John Surratt: Secret Service agent, crucial mainspring within the Lincoln conspiracy, and escape artist extraordinaire.
Sarah Slater: “The French Woman,” one of the South’s couriers and spies trusted with the most important dispatches.
George Crook: Union major general instrumental to the development of Blazer’s Scouts.
William Woods Averell: Union cavalry officer known for his bold raids and use of Jessie Scouts.
Bradford Smith Hoskins: British soldier of fortune who served in multiple European conflicts and volunteered for Mosby’s Rangers.
Frank Stringfellow: Confederate Scout and spy who dressed as a woman to complete some of his missions.
Thomas Laws: African American hero of the Battle of Winchester.
Rebecca Wright: Schoolteacher who provided crucial information about the Third Battle of Winchester.
Lieutenant General John Brown Gordon: A natural at war and general whom the South turned to to alter the battlefield.
Lieutenant General Jubal Early: “Lee’s Bad Old Man,” who would wreak havoc in the Shenandoah Valley and threaten Washington, DC.
Tom Rosser: Confederate cavalry general.
John and Jessie Frémont: “The Pathfinder,” politician, and Union major general; the Jessie Scouts were founded by him and named in his wife Jessie’s honor, a woman renowned for her brilliance and charisma.
Lew Wallace: Major general, savior of Washington, DC, and later author of the novel Ben-Hur.
Clement Laird Vallandigham: Seditious Democratic congressman and leader of the Copperhead movement.
Nicholas Badger: Unscrupulous Union officer captured by Mosby.
Wash: Badger’s African American manservant who barely escaped with his life.
Charles Russell Lowell: The commander of the 2nd Massachusetts Cavalry Regiment, renowned Mosby hunters.

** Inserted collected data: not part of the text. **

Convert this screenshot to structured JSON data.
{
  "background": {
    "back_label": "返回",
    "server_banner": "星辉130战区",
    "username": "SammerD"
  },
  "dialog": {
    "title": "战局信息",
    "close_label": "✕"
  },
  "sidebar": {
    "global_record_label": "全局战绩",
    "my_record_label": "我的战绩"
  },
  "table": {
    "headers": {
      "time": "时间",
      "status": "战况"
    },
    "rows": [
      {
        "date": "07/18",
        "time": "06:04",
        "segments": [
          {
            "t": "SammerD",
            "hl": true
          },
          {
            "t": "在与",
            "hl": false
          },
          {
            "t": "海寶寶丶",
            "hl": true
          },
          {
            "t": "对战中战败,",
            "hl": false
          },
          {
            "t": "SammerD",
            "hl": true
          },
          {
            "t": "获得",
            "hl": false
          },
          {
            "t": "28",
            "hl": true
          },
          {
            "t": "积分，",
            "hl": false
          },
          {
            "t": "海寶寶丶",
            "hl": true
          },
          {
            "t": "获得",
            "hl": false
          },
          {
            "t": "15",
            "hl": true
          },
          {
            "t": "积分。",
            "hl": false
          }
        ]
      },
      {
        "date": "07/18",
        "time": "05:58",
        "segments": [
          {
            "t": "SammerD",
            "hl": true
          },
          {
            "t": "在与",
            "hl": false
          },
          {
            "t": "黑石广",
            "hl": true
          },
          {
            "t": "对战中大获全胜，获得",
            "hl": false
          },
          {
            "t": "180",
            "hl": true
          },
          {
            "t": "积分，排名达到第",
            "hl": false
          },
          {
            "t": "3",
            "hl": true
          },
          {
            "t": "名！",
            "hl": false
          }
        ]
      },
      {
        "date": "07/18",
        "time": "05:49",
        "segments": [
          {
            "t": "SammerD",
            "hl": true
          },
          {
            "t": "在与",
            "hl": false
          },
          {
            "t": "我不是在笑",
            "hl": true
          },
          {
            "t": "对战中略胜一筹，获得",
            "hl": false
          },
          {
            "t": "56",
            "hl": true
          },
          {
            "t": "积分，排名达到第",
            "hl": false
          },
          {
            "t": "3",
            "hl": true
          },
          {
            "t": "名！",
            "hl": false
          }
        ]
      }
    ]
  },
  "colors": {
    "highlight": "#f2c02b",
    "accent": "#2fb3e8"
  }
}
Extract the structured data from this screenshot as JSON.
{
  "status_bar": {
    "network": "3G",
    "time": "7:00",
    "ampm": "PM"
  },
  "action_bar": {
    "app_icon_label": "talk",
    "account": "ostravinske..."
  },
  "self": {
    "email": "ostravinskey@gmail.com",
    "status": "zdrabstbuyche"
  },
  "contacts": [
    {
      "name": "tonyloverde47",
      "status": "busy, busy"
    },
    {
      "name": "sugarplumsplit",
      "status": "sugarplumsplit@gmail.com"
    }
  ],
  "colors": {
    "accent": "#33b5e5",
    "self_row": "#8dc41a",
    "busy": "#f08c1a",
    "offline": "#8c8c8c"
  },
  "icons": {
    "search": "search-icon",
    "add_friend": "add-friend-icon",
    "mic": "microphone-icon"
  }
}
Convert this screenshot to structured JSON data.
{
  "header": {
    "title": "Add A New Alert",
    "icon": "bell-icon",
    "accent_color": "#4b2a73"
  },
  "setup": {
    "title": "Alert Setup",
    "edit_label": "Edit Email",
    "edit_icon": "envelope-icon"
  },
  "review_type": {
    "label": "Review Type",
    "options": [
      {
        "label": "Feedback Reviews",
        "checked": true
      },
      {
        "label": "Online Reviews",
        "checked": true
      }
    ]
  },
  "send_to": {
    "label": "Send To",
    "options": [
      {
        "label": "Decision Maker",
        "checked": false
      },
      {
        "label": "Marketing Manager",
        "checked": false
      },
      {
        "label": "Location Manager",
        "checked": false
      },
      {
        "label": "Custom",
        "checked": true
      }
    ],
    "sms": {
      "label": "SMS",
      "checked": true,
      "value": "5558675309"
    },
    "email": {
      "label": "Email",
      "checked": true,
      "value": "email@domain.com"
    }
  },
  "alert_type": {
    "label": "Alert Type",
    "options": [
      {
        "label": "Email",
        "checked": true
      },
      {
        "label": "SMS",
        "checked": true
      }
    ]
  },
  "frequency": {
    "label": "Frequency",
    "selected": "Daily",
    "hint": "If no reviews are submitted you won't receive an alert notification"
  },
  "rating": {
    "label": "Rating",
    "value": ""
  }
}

Several companies of California men formed the California Battalion within the regiment. Famed author Herman Melville rode on one of the unit’s raids.
Ulric Dahlgren: Union officer and coleader of one of the most controversial raids of the war.
Ulysses S. Grant: Commanding general of the Union Army who later befriended Mosby.
Robert E. Lee: Commanding general of the Army of Northern Virginia.
Wild Bill Donovan: The director of the Office of Strategic Services and father of America’s modern special operations forces.
Abraham Lincoln: The sixteenth president of the United States.